„Handball-Kaiser“ Vielbeschäftigter Pensionär: Heiner Brand wird 65
Gummersbach (dpa) - Auf eine große Gratulantenschar, ausufernde Lobesreden und grelles Rampenlicht kann Heiner Brand gut verzichten. Seinen 65. Geburtstag am Mittwoch geht der Handball-Weltmeister und langjährige Bundestrainer aus Gummersbach lieber ruhig an.
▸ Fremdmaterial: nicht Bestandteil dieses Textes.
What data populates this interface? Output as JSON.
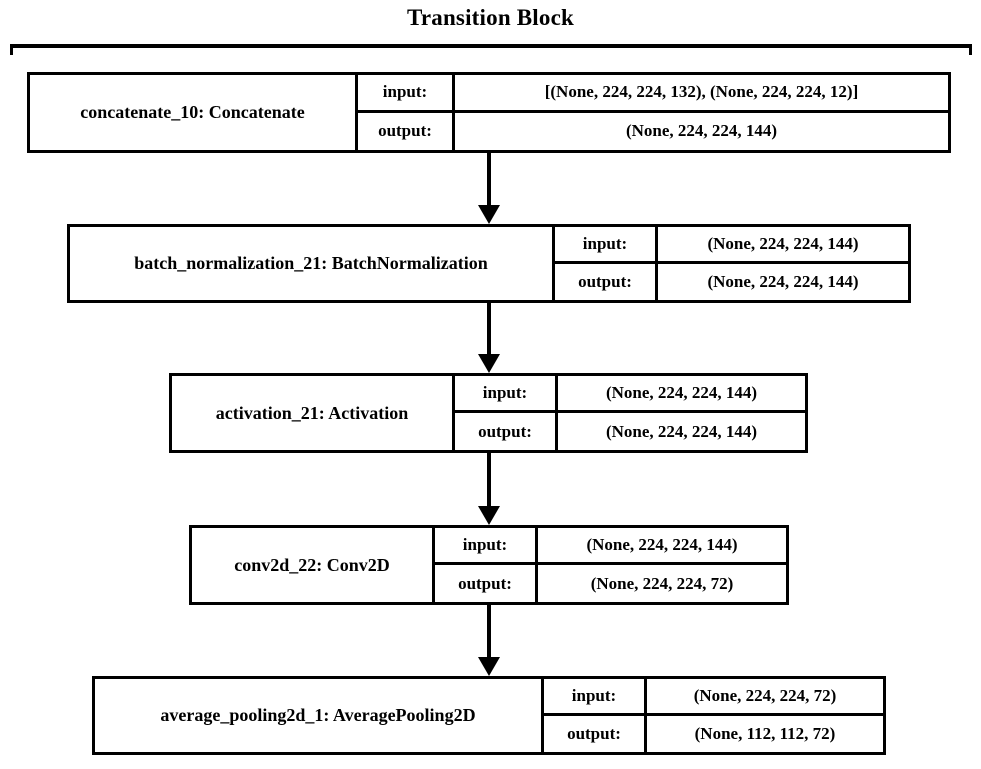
{
  "diagram": {
    "title": "Transition Block",
    "io_labels": {
      "input": "input:",
      "output": "output:"
    },
    "nodes": [
      {
        "id": "concatenate_10",
        "name": "concatenate_10: Concatenate",
        "input": "[(None, 224, 224, 132), (None, 224, 224, 12)]",
        "output": "(None, 224, 224, 144)"
      },
      {
        "id": "batch_normalization_21",
        "name": "batch_normalization_21: BatchNormalization",
        "input": "(None, 224, 224, 144)",
        "output": "(None, 224, 224, 144)"
      },
      {
        "id": "activation_21",
        "name": "activation_21: Activation",
        "input": "(None, 224, 224, 144)",
        "output": "(None, 224, 224, 144)"
      },
      {
        "id": "conv2d_22",
        "name": "conv2d_22: Conv2D",
        "input": "(None, 224, 224, 144)",
        "output": "(None, 224, 224, 72)"
      },
      {
        "id": "average_pooling2d_1",
        "name": "average_pooling2d_1: AveragePooling2D",
        "input": "(None, 224, 224, 72)",
        "output": "(None, 112, 112, 72)"
      }
    ],
    "edges": [
      {
        "from": "concatenate_10",
        "to": "batch_normalization_21"
      },
      {
        "from": "batch_normalization_21",
        "to": "activation_21"
      },
      {
        "from": "activation_21",
        "to": "conv2d_22"
      },
      {
        "from": "conv2d_22",
        "to": "average_pooling2d_1"
      }
    ],
    "colors": {
      "stroke": "#000000",
      "background": "#ffffff"
    }
  }
}
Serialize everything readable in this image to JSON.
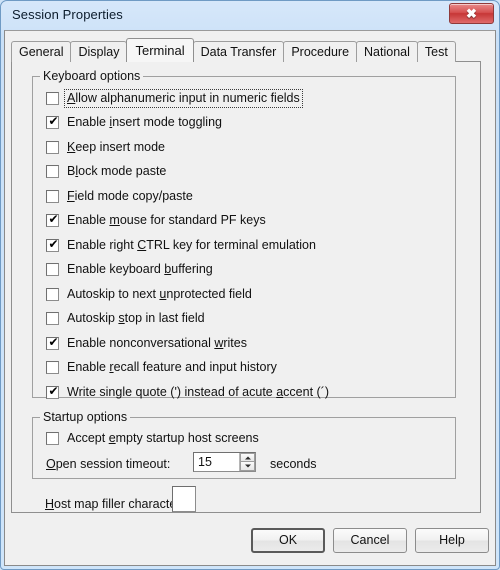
{
  "window": {
    "title": "Session Properties",
    "close_glyph": "✖",
    "close_label": "Close"
  },
  "tabs": [
    {
      "label": "General",
      "selected": false
    },
    {
      "label": "Display",
      "selected": false
    },
    {
      "label": "Terminal",
      "selected": true
    },
    {
      "label": "Data Transfer",
      "selected": false
    },
    {
      "label": "Procedure",
      "selected": false
    },
    {
      "label": "National",
      "selected": false
    },
    {
      "label": "Test",
      "selected": false
    }
  ],
  "keyboard_options": {
    "group_label": "Keyboard options",
    "items": [
      {
        "label": "Allow alphanumeric input in numeric fields",
        "checked": false,
        "focused": true,
        "accel": "A"
      },
      {
        "label": "Enable insert mode toggling",
        "checked": true,
        "focused": false,
        "accel": "i"
      },
      {
        "label": "Keep insert mode",
        "checked": false,
        "focused": false,
        "accel": "K"
      },
      {
        "label": "Block mode paste",
        "checked": false,
        "focused": false,
        "accel": "l"
      },
      {
        "label": "Field mode copy/paste",
        "checked": false,
        "focused": false,
        "accel": "F"
      },
      {
        "label": "Enable mouse for standard PF keys",
        "checked": true,
        "focused": false,
        "accel": "m"
      },
      {
        "label": "Enable right CTRL key for terminal emulation",
        "checked": true,
        "focused": false,
        "accel": "C"
      },
      {
        "label": "Enable keyboard buffering",
        "checked": false,
        "focused": false,
        "accel": "b"
      },
      {
        "label": "Autoskip to next unprotected field",
        "checked": false,
        "focused": false,
        "accel": "u"
      },
      {
        "label": "Autoskip stop in last field",
        "checked": false,
        "focused": false,
        "accel": "s"
      },
      {
        "label": "Enable nonconversational writes",
        "checked": true,
        "focused": false,
        "accel": "w"
      },
      {
        "label": "Enable recall feature and input history",
        "checked": false,
        "focused": false,
        "accel": "r"
      },
      {
        "label": "Write single quote (') instead of acute accent (´)",
        "checked": true,
        "focused": false,
        "accel": "a"
      }
    ]
  },
  "startup_options": {
    "group_label": "Startup options",
    "accept_empty": {
      "label": "Accept empty startup host screens",
      "checked": false,
      "accel": "e"
    },
    "timeout": {
      "label": "Open session timeout:",
      "accel": "O",
      "value": "15",
      "units": "seconds"
    }
  },
  "host_map": {
    "label": "Host map filler character:",
    "accel": "H",
    "value": ""
  },
  "buttons": {
    "ok": "OK",
    "cancel": "Cancel",
    "help": "Help"
  },
  "checkmark": "✔"
}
„Es ist nichts Großes geplant. Wir werden im Kreis der Familie und vielleicht ein paar guten Freunden anstoßen“, sagte Brand. Der eher private Rahmen für seinen Ehrentag passt ins Bild. Sechs Jahre nach seinem Rückzug als Bundestrainer fällt es dem Pensionär nicht schwer, die Öffentlichkeit zu meiden. Der Profi-Handball, lange Zeit ein Fixpunkt seines Lebens, hat für ihn viel an Bedeutung verloren. „Ich habe von dem Zeitpunkt an, als ich aufgehört habe, kein einiges Mal den Wunsch verspürt, wieder auf der Trainerbank zu sitzen.“ Spiele der Nationalmannschaft verfolgt er nur, wenn der Terminkalender es zulässt: „Ich richte meine Planungen nicht mehr danach aus.“
Auch ohne Trainingseinheiten, Kaderauswahl und wochenlange Turniere gibt es für Brand noch viel zu tun. In seinem Job beim TV-Sender Sky als Champions League- und neuerdings auch Bundesliga-Experte bleibt er seinem Sport zumindest teilweise verbunden. Vorträge bei Unternehmen über Teambildung und Führungsstile erfordern weiteren Zeitaufwand. „Darüber hinaus gehe ich in den Fitnessraum und spiele Golf. Da ist man manchmal erstaunt, dass der Tag zu kurz ist“, sagte Brand.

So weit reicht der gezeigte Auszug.